5.4 Estimation of population quantiles

Let \(F_y(t) = N^{-1}\sum_{h=1}^H\sum_{i=1}^{N_h}I(y_{hi}\le t)\) be the finite population distribution function, where \(I(\cdot)\) is the indicator function. The \(100p\)th population quantile with \(p\in (0, 1)\) is defined as

\[ Q(p) = F^{-1}_y(p) = \inf\{t \mid F_y(t) \ge p\}\,. \]

Suppose we want to estimate the population quantiles of the self-reported weight and height (\(\texttt{HWT_WGHT_KG_TRM}\), \(\texttt{HWT_DHT_M_TRM}\)). The population median corresponds to the \(50\%\) quantile. The following codes can be used.

R

Quant.Est <- svyquantile( ~ HWT_DHT_M_TRM + HWT_WGHT_KG_TRM, 
    quantile = c(0.025, 0.05, 0.1, 0.5, 0.9, 0.95, 0.975), 
    alpha = 0.05, interval.type = "Wald", design = CLSA.design,
    ties = c("rounded"), ci = TRUE, se = TRUE );
Quant.Est; SE(Quant.Est); 

SAS

PROC SURVEYMEANS data = CLSAData 
QUANTILE = (0.025 0.05 0.1 0.5 0.9 0.95 0.975) NONSYMCL;    
VAR    HWT_DHT_M_TRM HWT_WGHT_KG_TRM ;
STRATA GEOSTRAT_TRM ;  
WEIGHT WGHTS_INFLATION_TRM;                                       
RUN;  

SPSS and Stata

There is no formal procedure available to produce quantile estimates and their standard errors in the \(\texttt{SPSS}\) and \(\texttt{Stata}\) packages.

Result comparison

HWT_DHT_M_TRM
HWT_WGHT_KG_TRM
Quantile R SAS R SAS
Estimate 0.025 1.5364 1.5364 48.0964 48.0964
0.050 1.5457 1.5457 51.7715 51.7715
0.100 1.5835 1.5835 57.3716 57.3716
0.500 1.6814 1.6814 77.1140 77.1140
0.900 1.7643 1.7643 97.5720 97.5720
0.950 1.7902 1.7902 104.7509 104.7509
0.975 1.8115 1.8115 112.9293 112.9293
SE 0.025 0.0066 0.0067 1.3059 2.6834
0.050 0.0075 0.0051 1.8915 1.9615
0.100 0.0117 0.0117 1.7457 1.7725
0.500 0.0064 0.0064 0.8445 0.8438
0.900 0.0064 0.0060 1.9202 1.8917
0.950 0.0070 0.0070 3.1488 2.9399
0.975 0.0100 0.0097 5.5598 5.5487

For the standard error (SE) estimation, both \(\texttt{R}\) and \(\texttt{SAS}\) first construct 95% confidence intervals (CIs) by Woodruff’s method (Woodruff 1952), and then compute the standard errors from the division of the CI lengths by \(t_{df, 0.025}\), the \(97.50\)th percentile of the \(t\) distribution with degrees of freedom, \(df\), which is determined by the survey data and the survey design.

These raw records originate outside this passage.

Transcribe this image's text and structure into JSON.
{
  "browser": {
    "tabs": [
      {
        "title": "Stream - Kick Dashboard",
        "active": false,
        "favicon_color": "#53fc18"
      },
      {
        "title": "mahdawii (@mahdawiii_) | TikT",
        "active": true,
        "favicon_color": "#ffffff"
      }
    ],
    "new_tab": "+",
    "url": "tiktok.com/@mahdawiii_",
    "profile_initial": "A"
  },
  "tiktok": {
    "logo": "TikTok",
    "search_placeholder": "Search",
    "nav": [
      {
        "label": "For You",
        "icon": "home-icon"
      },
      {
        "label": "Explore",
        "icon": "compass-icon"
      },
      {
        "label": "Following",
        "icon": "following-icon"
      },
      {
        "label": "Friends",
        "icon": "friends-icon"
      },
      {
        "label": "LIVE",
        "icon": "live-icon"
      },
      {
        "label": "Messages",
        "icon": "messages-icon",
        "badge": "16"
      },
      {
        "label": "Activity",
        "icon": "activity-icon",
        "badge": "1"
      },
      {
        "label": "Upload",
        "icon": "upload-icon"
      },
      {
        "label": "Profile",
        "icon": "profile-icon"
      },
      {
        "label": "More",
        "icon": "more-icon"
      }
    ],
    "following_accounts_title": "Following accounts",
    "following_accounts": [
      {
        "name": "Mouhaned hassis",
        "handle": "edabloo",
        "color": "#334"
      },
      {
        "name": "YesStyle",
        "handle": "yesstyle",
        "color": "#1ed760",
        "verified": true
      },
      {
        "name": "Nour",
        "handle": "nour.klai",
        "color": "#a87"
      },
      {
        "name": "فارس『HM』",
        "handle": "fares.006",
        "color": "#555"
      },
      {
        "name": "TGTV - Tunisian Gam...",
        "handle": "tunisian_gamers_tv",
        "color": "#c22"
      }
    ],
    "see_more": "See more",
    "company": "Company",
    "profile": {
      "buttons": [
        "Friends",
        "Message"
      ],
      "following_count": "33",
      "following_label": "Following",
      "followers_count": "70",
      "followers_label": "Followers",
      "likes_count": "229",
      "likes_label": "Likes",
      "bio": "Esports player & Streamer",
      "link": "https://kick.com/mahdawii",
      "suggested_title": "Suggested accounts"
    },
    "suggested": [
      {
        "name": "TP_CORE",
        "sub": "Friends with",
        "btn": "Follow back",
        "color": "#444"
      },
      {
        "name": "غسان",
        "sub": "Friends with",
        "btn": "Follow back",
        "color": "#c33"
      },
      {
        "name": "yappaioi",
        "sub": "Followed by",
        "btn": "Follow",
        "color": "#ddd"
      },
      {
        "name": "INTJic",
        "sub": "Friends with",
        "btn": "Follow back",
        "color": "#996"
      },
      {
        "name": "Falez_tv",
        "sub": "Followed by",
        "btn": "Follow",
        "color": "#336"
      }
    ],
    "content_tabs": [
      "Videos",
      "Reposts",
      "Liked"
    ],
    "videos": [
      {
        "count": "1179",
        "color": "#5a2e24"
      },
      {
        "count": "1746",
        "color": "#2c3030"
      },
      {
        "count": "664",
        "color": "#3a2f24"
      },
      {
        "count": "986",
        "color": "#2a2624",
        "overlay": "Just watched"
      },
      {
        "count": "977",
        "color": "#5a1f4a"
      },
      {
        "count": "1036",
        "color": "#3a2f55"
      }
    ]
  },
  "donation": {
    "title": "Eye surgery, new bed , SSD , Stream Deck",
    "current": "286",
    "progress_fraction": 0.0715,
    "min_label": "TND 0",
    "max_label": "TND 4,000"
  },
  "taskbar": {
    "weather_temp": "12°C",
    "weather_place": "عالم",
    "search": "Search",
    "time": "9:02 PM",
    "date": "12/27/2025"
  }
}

For CLSA, the degrees of freedom is the number of observations minus the number of strata. If the sample size is relatively large, we can simply replace \(t_{df, 0.025}\) by \(z_{0.025}\), the \(97.50\)th percentile from the standard normal distribution. The difference in standard errors is due to different implementation of Woodruff interval. Let \(y_{(1)}\le y_{(2)} \le \cdots \le y_{(n)}\) denote the sample order statistics for the variable \(Y\). The \(100 p\)th population quantile estimate is computed as
\[\begin{align*} \hat Q(p) =\left\{ \begin{array}{ll} y_{(1)} & \mbox{if } \;\; p \le \hat F_y(y_{(1)})\\ y_{(k)}+\frac{p-\hat F_y(y_{(k)})}{\hat F_y(y_{(k+1)}) -\hat F_y(y_{(k)})} (y_{(k+1)}-y_{(k)}) & \mbox{if } \;\; \hat F_y(y_{(k)}) <p \le \hat F_y(y_{(k+1)})\\ %%%y_{(n)} & \mbox{if } p = 1 \\ \end{array} \right . , \end{align*}\] where \(\hat F_y (t)= \hat{N}^{-1} \sum^H_{h=1}\sum_{i\in \mathcal{S}_h} w_{hi}I(y_{hi}\leq t)\) is the estimated cumulative distribution for \(Y\) and \(\hat{N} = \sum^H_{h=1}\sum_{i\in \mathcal{S}_h} w_{hi}\). The variance of the estimated distribution function \(\hat F_y(t)\) at \(t=Q(p)\) can be estimated as \(\hat V( \hat F_y(\hat Q(p)) )= \hat{N}^{-2} \sum_{h=1}^{H} \frac{n_h}{n_h-1} \sum_{i \in \mathcal{S}_h}(e_{hi}-\bar e_{h\cdot} )^2\), where \(e_{hi}= w_{hi}I(y_{hi}\leq \hat Q(p))- \hat F_y(\hat Q(p))\), \(\bar e_{h\cdot} = n_h^{-1}\sum_{i \in \mathcal{S}_h} e_{hi}\). The CI for \(100p\)th quantile can be obtained as \((\hat Q(\hat p_L), \hat Q(\hat p_U))\). In R, \(\hat p_L\) and \(\hat p_U\) are implemented as \[ (\hat p_L, \hat p_U) = \left(p - t_{df, \alpha/2}\sqrt{\hat V( \hat F_y(\hat Q(p)) )}, \;\;\; p + t_{df, \alpha/2}\sqrt{\hat V( \hat F_y(\hat Q(p)) )} \right), \] while in \(\texttt{SAS}\), \(\hat p_L\) and \(\hat p_U\) are implemented as \[ (\hat p_L, \hat p_U) = \left( \hat F_y(\hat Q(p)) - t_{df, \alpha/2}\sqrt{\hat V( \hat F_y(\hat Q(p)) )}, \;\;\; \hat F_y(\hat Q(p)) + t_{df, \alpha/2}\sqrt{\hat V( \hat F_y(\hat Q(p)) )} \right), \] which explains the differences in the SE estimates.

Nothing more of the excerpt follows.